Ubicarnos como consagradas, como laicos comprometidos, con la realidad personal que hoy nos acompaña, ante el amor extremo que llevó a Jesús hasta la cruz, es la oportunidad de sentir la proyección de ese amor, en el don de los hermanos, con los que es posible fusionar respuestas, cualidades, actitudes, ideales, opciones, fuerzas y re-comenzar poniendo nuestro granito de arena en el fortalecimiento de la vida y la vocación, de la identidad y la misión como Terciarias Capuchinas, ante la humanidad que igualmente sufre nuevas, profundas y graves vulnerabilidades: “…el flagelo de la miseria, el hambre, desempleo, las enfermedades sin posibilidad de acceso a centros de salud, la desescolarización, el trabajo infantil y juvenil para sobrevivencia de la familia, la trata de mujeres y niños, el tráfico de órganos, la carencia de vivienda, desplazamientos, guerras, administraciones políticas y hasta eclesiales corruptas, en fin esclavitudes e injusticias de todo tipo, el grito de la destrucción de la casa común y la “cultura del descarte” que afecta sobre todo a las mujeres, los migrantes y refugiados, los ancianos, los pueblos originarios y afrodescendientes”… Duele “el impacto y las consecuencias de la pandemia que incrementa más las desigualdades sociales, comprometiendo incluso la seguridad alimentaria de gran parte de nuestra población. Duele el clamor de los que sufren a causa del clericalismo y el autoritarismo en las relaciones, que lleva a la exclusión de hermanos, de laicos, de manera especial a las mujeres en las instancias de discernimiento y toma de decisiones sobre la misión de la Iglesia… preocupa la “falta de profetismo y la solidaridad efectiva con los más pobres y vulnerables…” (cf. Mensaje final de la Asamblea eclesial de AL y el Caribe).

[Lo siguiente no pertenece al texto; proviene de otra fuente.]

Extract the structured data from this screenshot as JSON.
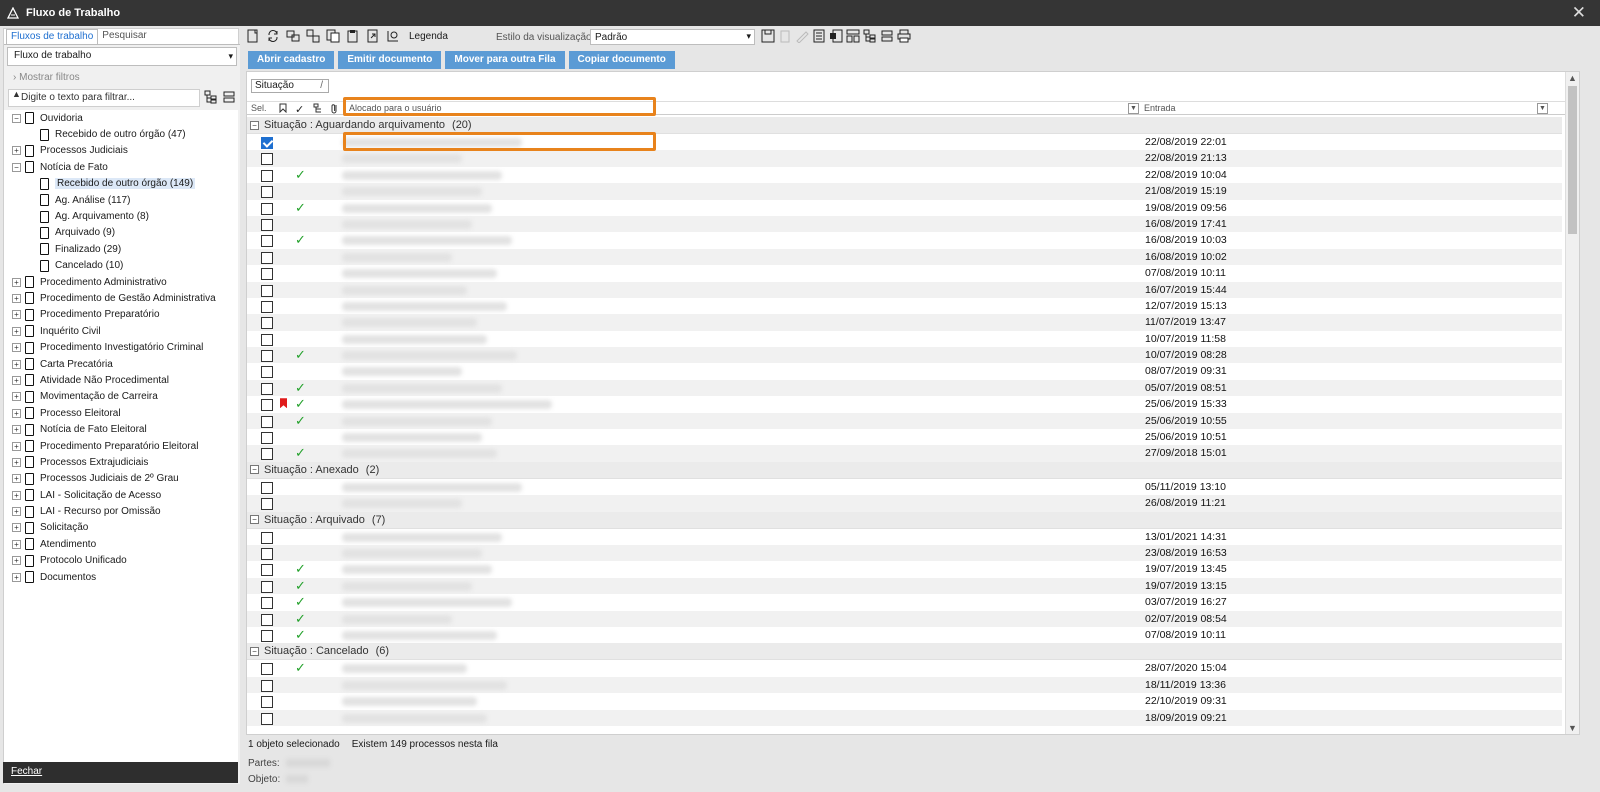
{
  "window": {
    "title": "Fluxo de Trabalho"
  },
  "left_panel": {
    "tabs": [
      "Fluxos de trabalho",
      "Pesquisar"
    ],
    "select_value": "Fluxo de trabalho",
    "show_filters": "Mostrar filtros",
    "filter_placeholder": "Digite o texto para filtrar...",
    "tree": [
      {
        "label": "Ouvidoria",
        "level": 0,
        "expanded": true
      },
      {
        "label": "Recebido de outro órgão (47)",
        "level": 1
      },
      {
        "label": "Processos Judiciais",
        "level": 0
      },
      {
        "label": "Notícia de Fato",
        "level": 0,
        "expanded": true
      },
      {
        "label": "Recebido de outro órgão (149)",
        "level": 1,
        "selected": true
      },
      {
        "label": "Ag. Análise (117)",
        "level": 1
      },
      {
        "label": "Ag. Arquivamento (8)",
        "level": 1
      },
      {
        "label": "Arquivado (9)",
        "level": 1
      },
      {
        "label": "Finalizado (29)",
        "level": 1
      },
      {
        "label": "Cancelado (10)",
        "level": 1
      },
      {
        "label": "Procedimento Administrativo",
        "level": 0
      },
      {
        "label": "Procedimento de Gestão Administrativa",
        "level": 0
      },
      {
        "label": "Procedimento Preparatório",
        "level": 0
      },
      {
        "label": "Inquérito Civil",
        "level": 0
      },
      {
        "label": "Procedimento Investigatório Criminal",
        "level": 0
      },
      {
        "label": "Carta Precatória",
        "level": 0
      },
      {
        "label": "Atividade Não Procedimental",
        "level": 0
      },
      {
        "label": "Movimentação de Carreira",
        "level": 0
      },
      {
        "label": "Processo Eleitoral",
        "level": 0
      },
      {
        "label": "Notícia de Fato Eleitoral",
        "level": 0
      },
      {
        "label": "Procedimento Preparatório Eleitoral",
        "level": 0
      },
      {
        "label": "Processos Extrajudiciais",
        "level": 0
      },
      {
        "label": "Processos Judiciais de 2º Grau",
        "level": 0
      },
      {
        "label": "LAI - Solicitação de Acesso",
        "level": 0
      },
      {
        "label": "LAI - Recurso por Omissão",
        "level": 0
      },
      {
        "label": "Solicitação",
        "level": 0
      },
      {
        "label": "Atendimento",
        "level": 0
      },
      {
        "label": "Protocolo Unificado",
        "level": 0
      },
      {
        "label": "Documentos",
        "level": 0
      }
    ],
    "close_button": "Fechar"
  },
  "toolbar": {
    "legend": "Legenda",
    "viz_label": "Estilo da visualização",
    "viz_value": "Padrão"
  },
  "actions": [
    "Abrir cadastro",
    "Emitir documento",
    "Mover para outra Fila",
    "Copiar documento"
  ],
  "grid": {
    "group_by": "Situação",
    "columns": {
      "sel": "Sel.",
      "allocated": "Alocado para o usuário",
      "entry": "Entrada"
    },
    "groups": [
      {
        "label": "Situação : Aguardando arquivamento",
        "count": "(20)",
        "rows": [
          {
            "date": "22/08/2019 22:01",
            "checked": true,
            "ok": false
          },
          {
            "date": "22/08/2019 21:13",
            "ok": false
          },
          {
            "date": "22/08/2019 10:04",
            "ok": true
          },
          {
            "date": "21/08/2019 15:19",
            "ok": false
          },
          {
            "date": "19/08/2019 09:56",
            "ok": true
          },
          {
            "date": "16/08/2019 17:41",
            "ok": false
          },
          {
            "date": "16/08/2019 10:03",
            "ok": true
          },
          {
            "date": "16/08/2019 10:02",
            "ok": false
          },
          {
            "date": "07/08/2019 10:11",
            "ok": false
          },
          {
            "date": "16/07/2019 15:44",
            "ok": false
          },
          {
            "date": "12/07/2019 15:13",
            "ok": false
          },
          {
            "date": "11/07/2019 13:47",
            "ok": false
          },
          {
            "date": "10/07/2019 11:58",
            "ok": false
          },
          {
            "date": "10/07/2019 08:28",
            "ok": true
          },
          {
            "date": "08/07/2019 09:31",
            "ok": false
          },
          {
            "date": "05/07/2019 08:51",
            "ok": true
          },
          {
            "date": "25/06/2019 15:33",
            "ok": true,
            "flag": true
          },
          {
            "date": "25/06/2019 10:55",
            "ok": true
          },
          {
            "date": "25/06/2019 10:51",
            "ok": false
          },
          {
            "date": "27/09/2018 15:01",
            "ok": true
          }
        ]
      },
      {
        "label": "Situação : Anexado",
        "count": "(2)",
        "rows": [
          {
            "date": "05/11/2019 13:10",
            "ok": false
          },
          {
            "date": "26/08/2019 11:21",
            "ok": false
          }
        ]
      },
      {
        "label": "Situação : Arquivado",
        "count": "(7)",
        "rows": [
          {
            "date": "13/01/2021 14:31",
            "ok": false
          },
          {
            "date": "23/08/2019 16:53",
            "ok": false
          },
          {
            "date": "19/07/2019 13:45",
            "ok": true
          },
          {
            "date": "19/07/2019 13:15",
            "ok": true
          },
          {
            "date": "03/07/2019 16:27",
            "ok": true
          },
          {
            "date": "02/07/2019 08:54",
            "ok": true
          },
          {
            "date": "07/08/2019 10:11",
            "ok": true
          }
        ]
      },
      {
        "label": "Situação : Cancelado",
        "count": "(6)",
        "rows": [
          {
            "date": "28/07/2020 15:04",
            "ok": true
          },
          {
            "date": "18/11/2019 13:36",
            "ok": false
          },
          {
            "date": "22/10/2019 09:31",
            "ok": false
          },
          {
            "date": "18/09/2019 09:21",
            "ok": false
          }
        ]
      }
    ]
  },
  "status": {
    "selected": "1 objeto selecionado",
    "total": "Existem 149 processos nesta fila",
    "parts_label": "Partes:",
    "object_label": "Objeto:"
  },
  "colors": {
    "accent": "#1e6fd0",
    "action": "#5b9bd5",
    "highlight": "#e8831c",
    "ok": "#23a12b"
  }
}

Este mar de situaciones anti-Reino, sigue reconociendo en la vida consagrada, a mujeres, hermanas y discípulas portadoras de esperanza, asistidas por el Espíritu del Señor que hace nuevas todas las cosas; y confía y espera que “volvamos cantando de la experiencia capitular congregacional”, ofreciendo frutos compasivos de escucha, discernimiento, perdón, y actitud misionera más sensible, decidida y arriesgada para diseñar, crear y estrenar formas nuevas de anunciar para caminar juntas, haciendo posible un mundo nuevo, una creación revitalizada por la fraternidad activa, sencilla y menor, impulsadas por la espiritualidad franciscano-amigoniana y decididas a poner en común no solo vulnerabilidades, sino posibilidades, intuiciones, exigencias, vocación, opciones, contrariándonos incluso nosotras mismas, contrariando costumbres, proyectos, seguridades, formas de vida y de pensar.
Entonces comenzaremos a vivir el XXIII Capítulo general, como un paso más en el camino de reestructuración de nuestro estilo de vida y misión, celebrando el banquete de bodas, en el que, si se han vaciado las tinajas de vino y sentimos la amenaza del fin de la fiesta, podamos también sentir a la mujer que ha sabido decir un SÍ sin límites aun en medio del caos; ella nos muestra el quehacer que libera de la tristeza, el abatimiento, la desconfianza, el temor que muchas veces nos embarga: “Hagan lo que Él les diga…” y el banquete capitular, personal, comunitario agilizará nuestras manos, voluntades y libertad, para hacer rebosar las tinajas vacías y permitirnos probar el vino nuevo, el mejor y la capacidad de retomar la motivación y opción inicial y fuente de nuestra profesión religiosa, de nuestro compromiso frente a la vida en abundancia para todos, frente al lamento multiplicado por tantos cristos, tantas voces, tantas realidades que nos piden: “Ve y repara mi casa”.